IL-26, a cytokine from the IL-10 family produced by Th17 cells, is involved in promoting inflammatory responses and microbial killing by inducing plasmocytoid dendritic cells (pDCs) to secrete type I interferon [44,45,46]. Its role in cancer is debated: it can inhibit colorectal cancer cell proliferation [44] or enhance gastric cancer cell survival [47]. In this study, IL-26 was down-regulated in OSCC and associated with poor prognosis. While, IL-26 can stimulate type I interferon secretion and potentially activate dormant cancer stem cells, its diminished expression might reduce drug efficacy [48] and worsen survival outcomes. However, the lack of a significant expression difference between OSCC and normal tissues may be due to the small sample size, and further research with additional samples is ongoing.

Cox proportional hazards model multivariate analysis revealed that FRMD5, INHBB, and GUCY1A3, identified from the lncRNA–mRNA network, are significant prognostic factors for OSCC. FRMD5, a member of the FERM protein family, was first identified as a downstream target of the mutant p53R273H protein [49]. It is highly expressed in colorectal cancer and predicts poor prognosis [50], a finding consistent with our OSCC results. INHBB is a cytokine in the TGF-β family [51]. Overexpression of INHBB is associated with poor survival in OSCC. INHBB forms activin B, which promotes OSCC metastasis by regulating EMT-related genes [51]. GUCY1A3, which encodes the α1 subunit of soluble guanylate cyclase [52], has limited research linking it to cancers. One study [53] showed that GUCY1A3 overexpression increases cyclic GMP production, promoting angiogenesis in gliomas. Our study found GUCY1A3 down-regulated in OSCC, with low expression predicting poor prognosis. Additionally, the lncRNA C10orf85 regulates FRMD5, INHBB, and GUCY1A3. Although the precise role of C10orf85 and its regulatory mechanisms with these genes in OSCC are not fully understood, these findings suggest it is a key player.

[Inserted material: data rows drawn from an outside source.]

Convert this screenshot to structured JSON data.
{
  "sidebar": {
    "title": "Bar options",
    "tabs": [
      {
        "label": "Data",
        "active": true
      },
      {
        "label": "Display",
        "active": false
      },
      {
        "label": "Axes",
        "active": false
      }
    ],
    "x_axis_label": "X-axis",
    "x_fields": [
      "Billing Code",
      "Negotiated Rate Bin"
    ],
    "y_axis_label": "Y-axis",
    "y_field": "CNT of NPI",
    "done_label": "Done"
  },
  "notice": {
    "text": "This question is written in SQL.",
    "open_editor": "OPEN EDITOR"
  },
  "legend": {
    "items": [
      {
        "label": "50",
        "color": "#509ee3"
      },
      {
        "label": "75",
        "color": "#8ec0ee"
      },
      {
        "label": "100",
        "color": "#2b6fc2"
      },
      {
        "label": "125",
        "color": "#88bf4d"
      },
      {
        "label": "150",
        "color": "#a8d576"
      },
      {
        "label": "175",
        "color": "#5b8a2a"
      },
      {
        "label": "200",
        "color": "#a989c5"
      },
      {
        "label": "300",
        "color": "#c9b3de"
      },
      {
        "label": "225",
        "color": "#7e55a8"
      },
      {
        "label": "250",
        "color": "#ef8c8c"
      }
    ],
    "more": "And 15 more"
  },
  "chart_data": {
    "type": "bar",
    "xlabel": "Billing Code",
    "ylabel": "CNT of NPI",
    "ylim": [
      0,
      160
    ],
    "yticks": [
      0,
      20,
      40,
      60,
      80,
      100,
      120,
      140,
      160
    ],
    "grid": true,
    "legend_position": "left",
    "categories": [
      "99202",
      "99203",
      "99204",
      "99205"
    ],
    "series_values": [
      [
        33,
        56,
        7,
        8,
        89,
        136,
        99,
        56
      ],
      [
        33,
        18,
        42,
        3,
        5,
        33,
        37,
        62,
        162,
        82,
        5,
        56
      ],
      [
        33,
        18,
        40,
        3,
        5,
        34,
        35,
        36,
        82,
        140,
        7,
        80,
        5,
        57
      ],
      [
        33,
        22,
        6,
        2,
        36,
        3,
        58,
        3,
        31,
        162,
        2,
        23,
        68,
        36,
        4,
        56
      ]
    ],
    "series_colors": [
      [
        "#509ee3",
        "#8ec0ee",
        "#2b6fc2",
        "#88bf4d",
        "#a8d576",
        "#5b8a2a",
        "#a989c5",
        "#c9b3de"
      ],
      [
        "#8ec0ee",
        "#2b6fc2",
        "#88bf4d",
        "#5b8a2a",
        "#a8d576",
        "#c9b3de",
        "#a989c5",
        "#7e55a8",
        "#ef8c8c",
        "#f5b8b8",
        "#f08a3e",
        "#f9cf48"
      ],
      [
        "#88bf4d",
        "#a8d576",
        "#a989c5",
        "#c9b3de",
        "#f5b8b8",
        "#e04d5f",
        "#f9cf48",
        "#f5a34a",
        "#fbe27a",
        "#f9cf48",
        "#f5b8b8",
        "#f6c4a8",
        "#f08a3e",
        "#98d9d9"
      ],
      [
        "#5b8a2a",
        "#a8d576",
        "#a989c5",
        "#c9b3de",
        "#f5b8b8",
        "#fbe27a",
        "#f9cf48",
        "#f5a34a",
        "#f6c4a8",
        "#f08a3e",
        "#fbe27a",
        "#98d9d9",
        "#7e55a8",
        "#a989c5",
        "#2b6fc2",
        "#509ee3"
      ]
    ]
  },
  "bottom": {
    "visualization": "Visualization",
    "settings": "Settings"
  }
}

We also constructed a ceRNA network with five hub lncRNAs (LOC441426, TTTY2, PART1, MEG3, and C10orf85). PART1, MEG3, and C10orf85 regulate top hub mRNAs through various miRNAs. For instance, PART1 positively regulates SLC38A3 and PANK1 in the salmon module, while ITGA11 in the green module is co-expressed with lncRNA C10orf85 and MEG3. These insights provide new strategies for exploring OSCC pathogenesis.

We acknowledge several limitations in our study that should be considered when interpreting the results. Although we performed extensive data collection and computational analysis, the findings are primarily based on data mining techniques and may require further validation. Specifically, while we validated the expression of five hub genes in clinical samples compared to normal tissues, these results have not been confirmed through experimental studies such as in vivo animal models or functional assays. Additionally, the number of patient samples tested is limited. To robustly establish the significance of our findings, it is essential to conduct comprehensive experimental research, including cellular and animal model studies. Such validation is crucial for corroborating our results and understanding their biological relevance in the context of OSCC.

Conclusions

In summary, we used WGCNA to identify tumor-specific modules and hub genes in OSCC. We constructed a functional competing endogenous RNA (ceRNA) network based on these modules and identified key genes—AQP5, IL-26, FRMD5, INHBB, and GUCY1A3—that are associated with OSCC patient survival and validated the differential expression levels of these genes in patient and normal tissues. The findings may suggest that these genes could serve as novel biomarkers for prognostic assessment in OSCC and may offer new targets for therapeutic intervention.